House Intelligence Committee Chairman Devin Nunes, R-Calif., pushed back against his Senate counterparts’ categorical conclusion that Trump Tower was never under surveillance during the campaign or presidential transition.
Nunes stood by his Wednesday assertion that there was no “physical” wiretap on then-candidate and President-elect Trump. But beyond that, he said, is unknowable.
“I don’t know how anybody would have that information, with that different information than me, because we know that Flynn was picked up” by surveillance not directed at him, Nunes said about Gen. Michael Flynn, who stepped down as Trump’s national security adviser after undisclosed conversations he had with Russia’s U.S. ambassador came to public attention.
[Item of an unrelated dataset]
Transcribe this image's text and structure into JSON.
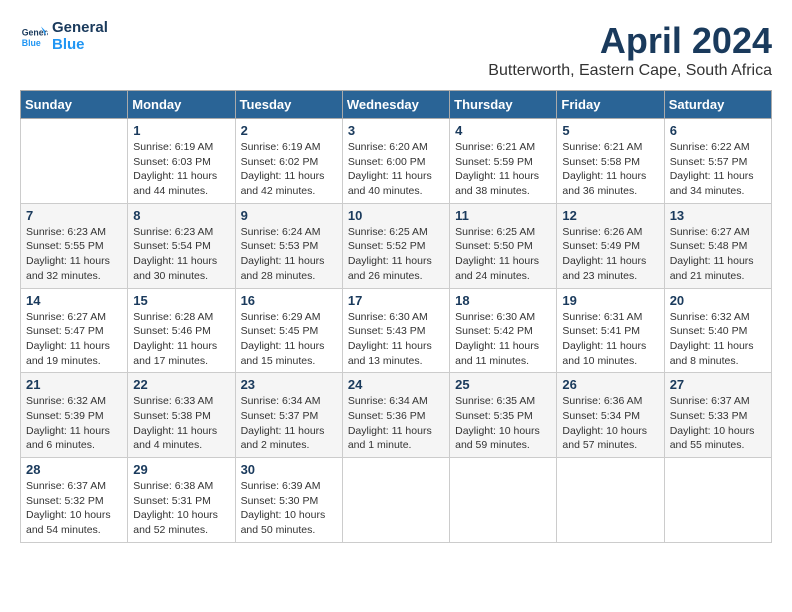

“We don’t know the extent of that, how widespread…and that’s why we’ve asked a whole series of questions that we need a lot of data for from the agencies” to answer, he said.
There was no physical wiretap on Trump but “you can’t rule out surveillance because we know for a fact that they picked up incidental collection on General Flynn—now we don’t know if that was it,” Nunes told reporters on Thursday.
Earlier Thursday Sens. Richard Burr, R-N.C., and Mark Warner, D-Va., issued a joint statement flatly refuting Trump’s claims that the Obama Administration unlawfully surveyed him.
“Based on the information available to us, we see no indications that Trump Tower was the subject of surveillance by any element of the United States government either before or after Election Day 2016,” the Senate Intelligence Committee chairman and ranking Democrat stated.
Rep. Adam Schiff, the top Democrat on the House Intelligence panel, said he agrees with Burr and Warner.
“I thought we both made it very clear yesterday that there is no substance to the president’s allegations, and I fully concur with what the chair and ranking in the Senate put out,” Schiff told the Washington Examiner. “I think it’s fully accurate.”